Convicted Congolese war criminal Jean-Pierre Bemba found himself back in the dock accused of bribing witnesses and falsifying evidence.
Convicted Congolese war criminal Jean-Pierre Bemba found himself back in the dock at the International Criminal Court on Tuesday — this time accused of bribing witnesses and falsifying evidence.
Prosecutors at the first such trial in ICC history said the alleged bribery and forgery was a sign of "how far the accused were prepared to go to hide their illegal behaviour."
Bemba stands accused, along with two of his lawyers and an MP from his party, of presenting fake documents to the court and giving backhanders to witnesses in his war crimes trial.
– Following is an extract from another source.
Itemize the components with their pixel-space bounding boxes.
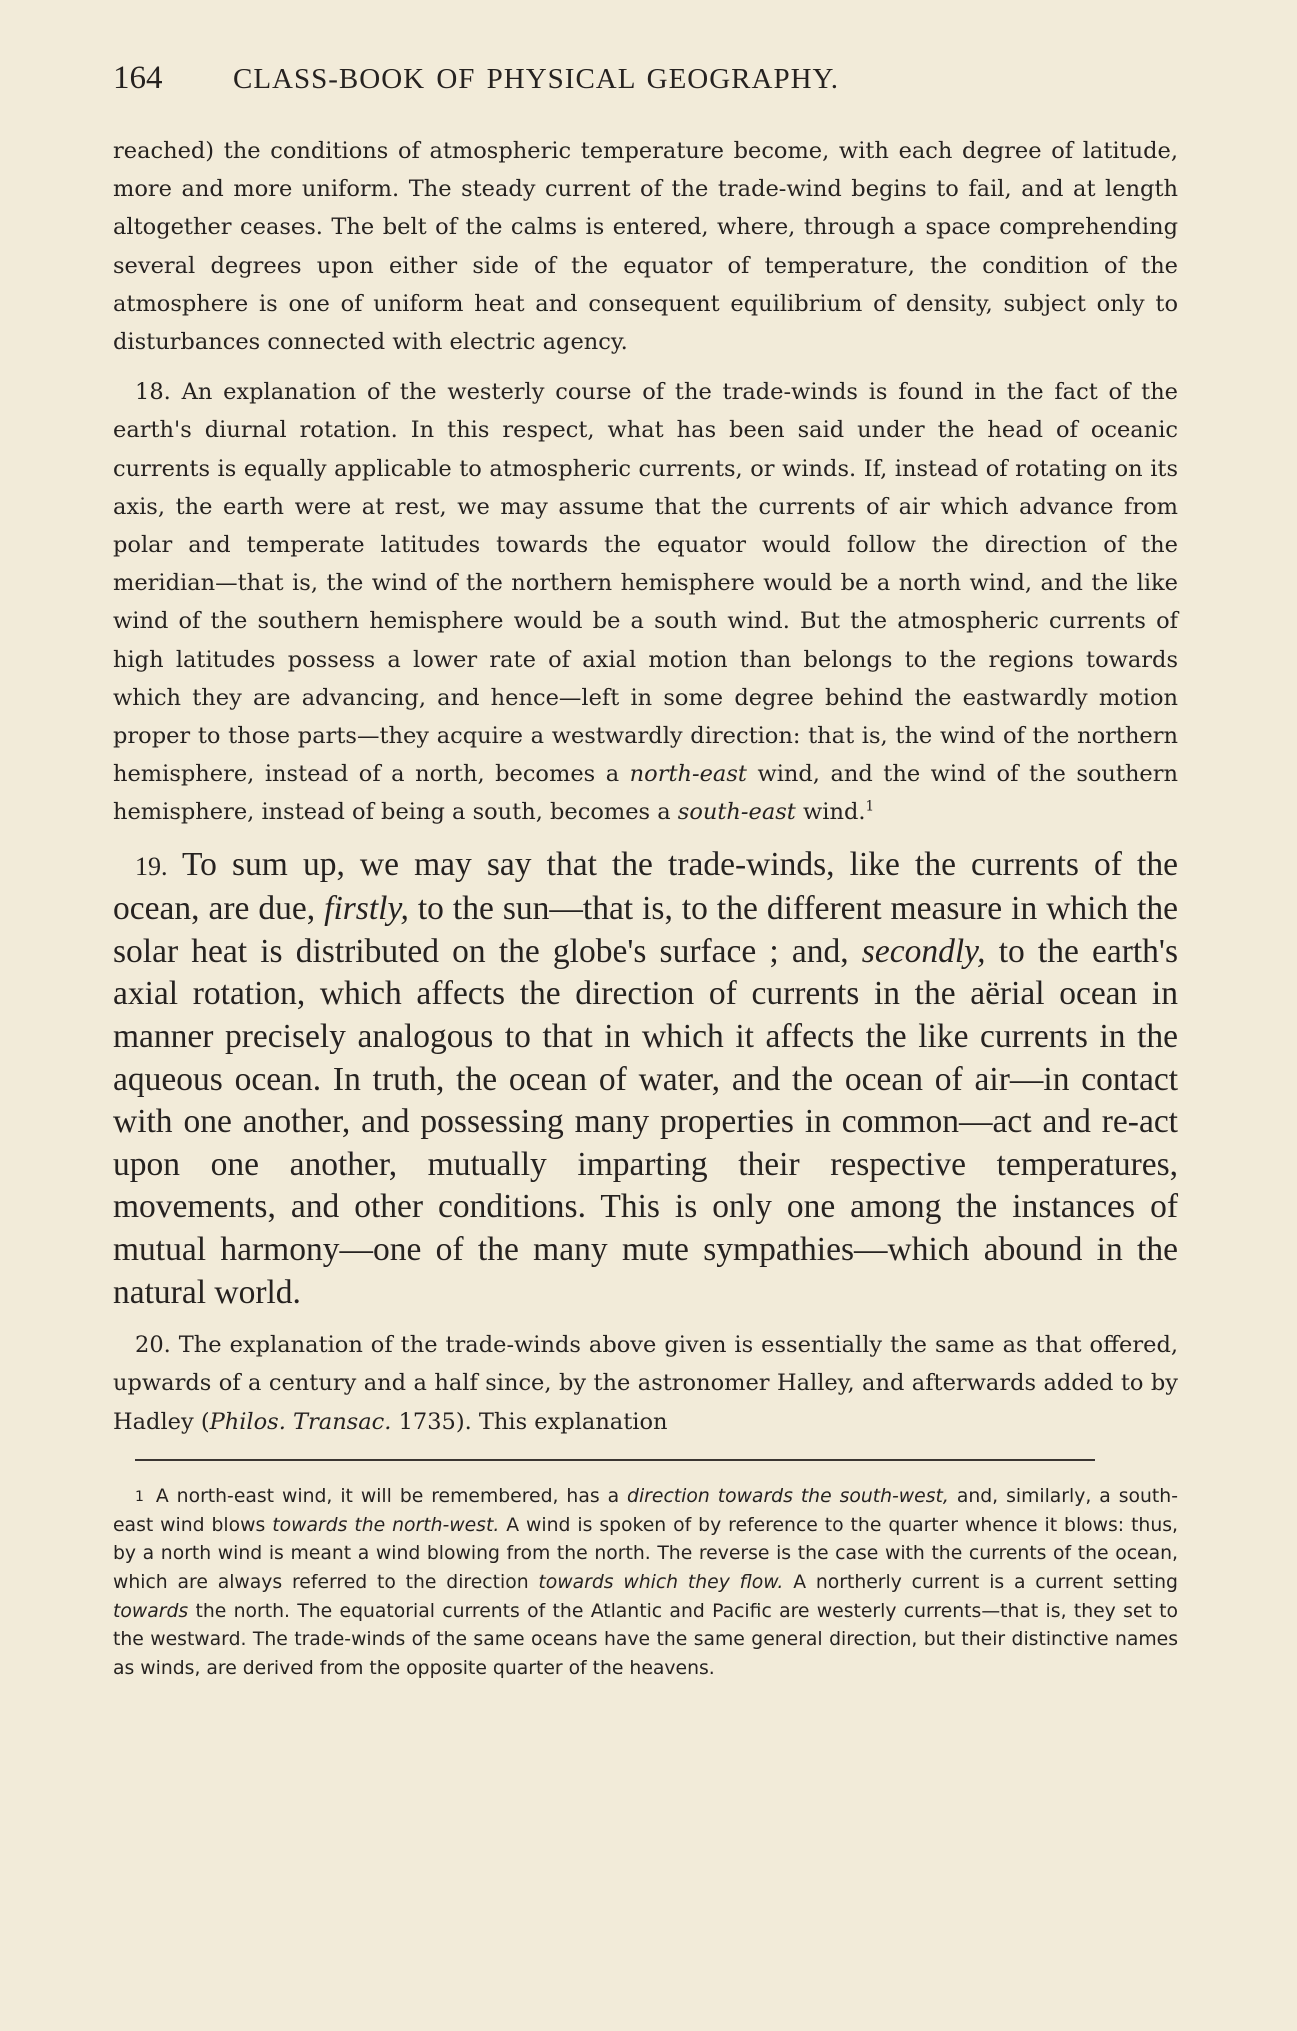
page-header [113, 60, 1178, 110]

In March, the ICC convicted the former militia chief of war crimes and crimes against humanity for rapes, mass murders and looting from late 2002 to March 2003 in the neighbouring Central African Republic.
His rebel militia from northern Democratic Republic of Congo went on a rampage through part of the CAR after he sent some 1,500 men to prop up then president Ange-Felix Patasse, who was nonetheless ousted in a March 2003 coup.
"Bemba had a lot to lose in his trial: his stature, his standing, his political power, the possibility of a successful presidential election, his freedom," prosecution lawyer Kweku Vanderpuye told the court.
According to the prosecution, eight witnesses have already admitted to perjury and two of them were bribed just hours before leaving for the court in The Hague.
Bemba's defence team was due to address the court later Tuesday.